Frozen Shoulder - Have You Got It?
08 April 2014
Also known as Adhesive Capsulitis, this is one of the most difficult injuries to treat in the shoulder.
The connective tissue around the shoulder joint becomes inflamed and irritated and thus stiffens up! This makes it painful and very stiff.
The condition tends to hit people out of the blue for no reason. The arm and shoulder will start to get sore and the movement will start to get worse on all planes of motion.
Patients will complain that they can hardly move their arm. Putting the hand to the back of your head is very difficult and sore. Putting your hand up your back is extremely difficult and sore also.
The condition is usually worse in bed at night time. Certain wrong movements can cause extreme sharp pain.
A test that we can do ourselves is to try and lift up the affected arm with our other arm/hand.
You will find that the movement is just as poor and sore compared to when we use the bad arm itself. It reaches a point at which it feels like it gets stuck and it won’t want to go any further.
Get the diagnosis confirmed by your GP or some other professional as sometimes the condition may be due to some other condition such as an inflamed joint.
Frozen shoulder is mostly likely to happen in older people mainly over 50 and most likely to women.
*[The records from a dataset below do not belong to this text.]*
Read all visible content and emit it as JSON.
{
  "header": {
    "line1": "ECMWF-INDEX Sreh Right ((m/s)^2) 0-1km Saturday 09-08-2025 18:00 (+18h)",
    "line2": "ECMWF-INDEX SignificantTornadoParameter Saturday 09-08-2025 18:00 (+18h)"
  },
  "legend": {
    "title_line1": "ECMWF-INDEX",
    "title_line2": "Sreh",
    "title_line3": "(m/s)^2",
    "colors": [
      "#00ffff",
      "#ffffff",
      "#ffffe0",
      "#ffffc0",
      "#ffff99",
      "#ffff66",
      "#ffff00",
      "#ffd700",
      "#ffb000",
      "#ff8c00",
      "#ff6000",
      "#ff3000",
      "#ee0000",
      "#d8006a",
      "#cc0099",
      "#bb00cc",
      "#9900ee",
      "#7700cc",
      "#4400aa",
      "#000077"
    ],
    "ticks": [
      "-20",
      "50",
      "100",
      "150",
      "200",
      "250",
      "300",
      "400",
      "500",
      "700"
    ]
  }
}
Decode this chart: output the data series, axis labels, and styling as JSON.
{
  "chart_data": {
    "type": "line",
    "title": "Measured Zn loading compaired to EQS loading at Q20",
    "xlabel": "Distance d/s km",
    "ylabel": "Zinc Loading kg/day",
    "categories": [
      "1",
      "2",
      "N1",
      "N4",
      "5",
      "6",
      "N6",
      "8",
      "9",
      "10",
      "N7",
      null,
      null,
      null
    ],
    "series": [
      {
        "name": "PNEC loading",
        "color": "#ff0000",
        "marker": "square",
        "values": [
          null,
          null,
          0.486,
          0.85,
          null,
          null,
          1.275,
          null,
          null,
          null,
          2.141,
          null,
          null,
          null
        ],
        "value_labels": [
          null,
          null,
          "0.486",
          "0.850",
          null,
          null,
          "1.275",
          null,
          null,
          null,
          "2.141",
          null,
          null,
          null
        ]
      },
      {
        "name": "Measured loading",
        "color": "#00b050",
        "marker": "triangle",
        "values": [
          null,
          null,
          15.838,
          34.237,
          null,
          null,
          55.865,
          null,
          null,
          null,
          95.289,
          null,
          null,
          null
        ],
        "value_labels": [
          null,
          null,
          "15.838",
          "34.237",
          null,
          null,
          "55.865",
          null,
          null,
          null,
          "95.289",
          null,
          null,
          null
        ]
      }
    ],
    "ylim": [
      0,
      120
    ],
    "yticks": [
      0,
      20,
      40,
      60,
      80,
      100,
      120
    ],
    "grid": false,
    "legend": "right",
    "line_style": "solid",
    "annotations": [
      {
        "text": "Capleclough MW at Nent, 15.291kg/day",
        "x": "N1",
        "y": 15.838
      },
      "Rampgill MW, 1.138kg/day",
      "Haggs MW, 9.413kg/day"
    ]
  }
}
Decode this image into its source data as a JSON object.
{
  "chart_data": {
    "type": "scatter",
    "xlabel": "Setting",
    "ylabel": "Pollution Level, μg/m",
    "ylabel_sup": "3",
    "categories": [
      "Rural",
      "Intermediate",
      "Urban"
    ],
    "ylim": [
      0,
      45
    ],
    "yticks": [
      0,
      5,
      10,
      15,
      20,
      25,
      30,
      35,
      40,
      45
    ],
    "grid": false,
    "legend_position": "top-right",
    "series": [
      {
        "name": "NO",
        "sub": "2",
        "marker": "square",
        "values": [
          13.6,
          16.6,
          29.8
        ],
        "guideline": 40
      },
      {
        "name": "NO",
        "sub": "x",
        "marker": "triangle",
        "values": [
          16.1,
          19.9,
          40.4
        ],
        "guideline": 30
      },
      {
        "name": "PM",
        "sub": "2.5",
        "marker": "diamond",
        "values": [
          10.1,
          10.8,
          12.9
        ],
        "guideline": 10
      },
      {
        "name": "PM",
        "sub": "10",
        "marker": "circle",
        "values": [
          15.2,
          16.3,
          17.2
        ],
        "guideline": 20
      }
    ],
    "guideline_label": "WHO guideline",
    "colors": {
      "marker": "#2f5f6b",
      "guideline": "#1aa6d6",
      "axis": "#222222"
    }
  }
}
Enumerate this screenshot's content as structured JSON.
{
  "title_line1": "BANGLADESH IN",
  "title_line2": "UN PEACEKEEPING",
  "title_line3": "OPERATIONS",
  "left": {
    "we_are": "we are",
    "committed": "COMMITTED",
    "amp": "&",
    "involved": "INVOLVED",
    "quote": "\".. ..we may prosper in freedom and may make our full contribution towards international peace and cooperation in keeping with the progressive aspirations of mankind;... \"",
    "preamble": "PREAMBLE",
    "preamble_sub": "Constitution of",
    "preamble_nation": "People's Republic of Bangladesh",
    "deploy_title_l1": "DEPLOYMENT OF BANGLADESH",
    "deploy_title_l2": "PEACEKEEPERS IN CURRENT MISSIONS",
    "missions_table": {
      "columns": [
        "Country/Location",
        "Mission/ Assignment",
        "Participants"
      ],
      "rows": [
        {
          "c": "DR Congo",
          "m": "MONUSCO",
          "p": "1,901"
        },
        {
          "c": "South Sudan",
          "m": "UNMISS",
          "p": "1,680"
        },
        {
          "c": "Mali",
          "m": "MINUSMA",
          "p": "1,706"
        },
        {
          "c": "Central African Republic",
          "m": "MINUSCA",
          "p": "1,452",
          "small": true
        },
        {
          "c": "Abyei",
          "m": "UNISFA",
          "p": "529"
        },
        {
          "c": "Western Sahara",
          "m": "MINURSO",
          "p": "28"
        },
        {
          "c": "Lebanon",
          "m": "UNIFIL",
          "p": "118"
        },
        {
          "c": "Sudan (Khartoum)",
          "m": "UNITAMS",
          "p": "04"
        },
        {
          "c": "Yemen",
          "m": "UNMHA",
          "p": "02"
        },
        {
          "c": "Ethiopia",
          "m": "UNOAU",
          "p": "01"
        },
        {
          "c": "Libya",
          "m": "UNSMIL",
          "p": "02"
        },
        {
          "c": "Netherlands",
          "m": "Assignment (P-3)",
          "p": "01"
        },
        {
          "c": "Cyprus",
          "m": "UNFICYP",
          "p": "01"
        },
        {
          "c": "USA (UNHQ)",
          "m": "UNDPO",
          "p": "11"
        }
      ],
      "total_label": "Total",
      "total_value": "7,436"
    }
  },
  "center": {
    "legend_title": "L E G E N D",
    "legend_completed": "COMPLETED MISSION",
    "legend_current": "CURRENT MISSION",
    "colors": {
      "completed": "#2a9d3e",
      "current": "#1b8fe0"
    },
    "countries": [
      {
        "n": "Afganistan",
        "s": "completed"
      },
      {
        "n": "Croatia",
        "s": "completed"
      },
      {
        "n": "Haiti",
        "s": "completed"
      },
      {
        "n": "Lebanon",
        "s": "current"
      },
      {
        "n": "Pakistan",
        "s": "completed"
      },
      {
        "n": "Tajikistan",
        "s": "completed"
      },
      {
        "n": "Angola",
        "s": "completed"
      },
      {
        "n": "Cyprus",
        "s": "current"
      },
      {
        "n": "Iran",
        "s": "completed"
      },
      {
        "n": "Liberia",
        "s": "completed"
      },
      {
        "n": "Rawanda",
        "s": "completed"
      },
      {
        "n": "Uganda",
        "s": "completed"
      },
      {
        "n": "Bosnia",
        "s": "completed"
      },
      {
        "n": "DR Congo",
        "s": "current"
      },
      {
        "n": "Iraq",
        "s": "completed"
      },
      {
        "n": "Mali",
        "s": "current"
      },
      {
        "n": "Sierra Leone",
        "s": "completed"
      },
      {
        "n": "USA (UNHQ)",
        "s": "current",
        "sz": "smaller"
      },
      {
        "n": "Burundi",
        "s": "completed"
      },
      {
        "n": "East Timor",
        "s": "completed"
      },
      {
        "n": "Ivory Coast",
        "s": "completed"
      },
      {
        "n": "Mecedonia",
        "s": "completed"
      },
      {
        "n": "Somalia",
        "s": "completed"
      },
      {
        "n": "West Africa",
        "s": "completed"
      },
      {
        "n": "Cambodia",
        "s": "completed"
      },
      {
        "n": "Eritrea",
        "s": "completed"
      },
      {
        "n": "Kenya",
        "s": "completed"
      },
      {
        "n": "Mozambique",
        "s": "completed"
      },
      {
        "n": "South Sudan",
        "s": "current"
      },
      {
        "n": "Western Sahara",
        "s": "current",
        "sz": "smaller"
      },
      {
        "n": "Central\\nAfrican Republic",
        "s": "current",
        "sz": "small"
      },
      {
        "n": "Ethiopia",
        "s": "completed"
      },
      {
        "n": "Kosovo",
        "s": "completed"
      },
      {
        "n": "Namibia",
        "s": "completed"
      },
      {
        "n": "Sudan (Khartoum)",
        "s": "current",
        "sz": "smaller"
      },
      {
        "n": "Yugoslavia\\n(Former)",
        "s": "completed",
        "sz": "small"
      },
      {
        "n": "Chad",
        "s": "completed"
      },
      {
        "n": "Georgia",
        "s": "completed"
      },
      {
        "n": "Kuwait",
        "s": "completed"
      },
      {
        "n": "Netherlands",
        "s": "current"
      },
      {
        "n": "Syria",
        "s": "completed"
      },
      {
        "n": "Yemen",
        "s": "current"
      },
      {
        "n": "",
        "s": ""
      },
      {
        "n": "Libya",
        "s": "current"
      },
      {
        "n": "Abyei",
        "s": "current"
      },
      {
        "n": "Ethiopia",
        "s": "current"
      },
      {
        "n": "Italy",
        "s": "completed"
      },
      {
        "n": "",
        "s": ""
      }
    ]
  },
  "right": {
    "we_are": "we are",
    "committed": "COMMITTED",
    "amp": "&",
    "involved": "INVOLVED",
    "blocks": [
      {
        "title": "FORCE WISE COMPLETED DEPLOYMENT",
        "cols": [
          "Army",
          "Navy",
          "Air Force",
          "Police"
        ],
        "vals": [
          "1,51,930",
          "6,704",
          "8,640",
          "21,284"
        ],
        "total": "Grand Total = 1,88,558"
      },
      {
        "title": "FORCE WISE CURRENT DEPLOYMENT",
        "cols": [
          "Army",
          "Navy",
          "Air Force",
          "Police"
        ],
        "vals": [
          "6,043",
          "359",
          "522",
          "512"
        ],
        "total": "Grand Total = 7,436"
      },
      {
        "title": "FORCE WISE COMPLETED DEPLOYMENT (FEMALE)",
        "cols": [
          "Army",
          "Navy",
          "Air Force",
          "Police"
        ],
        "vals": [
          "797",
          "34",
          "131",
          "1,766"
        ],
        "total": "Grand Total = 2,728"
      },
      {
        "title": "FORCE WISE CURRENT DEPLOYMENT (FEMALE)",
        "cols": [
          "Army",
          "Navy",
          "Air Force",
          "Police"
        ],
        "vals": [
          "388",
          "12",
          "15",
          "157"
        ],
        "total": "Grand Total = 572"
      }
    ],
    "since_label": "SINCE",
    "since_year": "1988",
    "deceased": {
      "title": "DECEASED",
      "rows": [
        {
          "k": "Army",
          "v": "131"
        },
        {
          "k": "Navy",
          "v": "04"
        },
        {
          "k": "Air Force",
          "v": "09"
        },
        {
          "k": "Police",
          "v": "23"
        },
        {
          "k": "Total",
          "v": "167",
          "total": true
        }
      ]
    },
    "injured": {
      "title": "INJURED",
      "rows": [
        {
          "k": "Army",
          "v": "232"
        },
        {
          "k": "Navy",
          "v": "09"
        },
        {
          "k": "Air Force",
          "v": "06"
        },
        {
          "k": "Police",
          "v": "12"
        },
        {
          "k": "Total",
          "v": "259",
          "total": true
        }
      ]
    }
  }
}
Those with diabetes are also more likely to get the condition.
Can it be helped?
It can be but it is a very difficult injury to treat. It can be more easily helped by physiotherapists and soft tissue therapists in the early (freezing) and latter stages (thawing).
Once the shoulder has froze as such, it is very difficult to treat. This is where your GP can offer more help such as an anti-inflammatory and pain killers. He may also refer you on to get corticosteroid injections into the shoulder. In severe cases, surgery may need to be looked into.
Expect that the condition may take up to 18 months for it to heal even with treatment.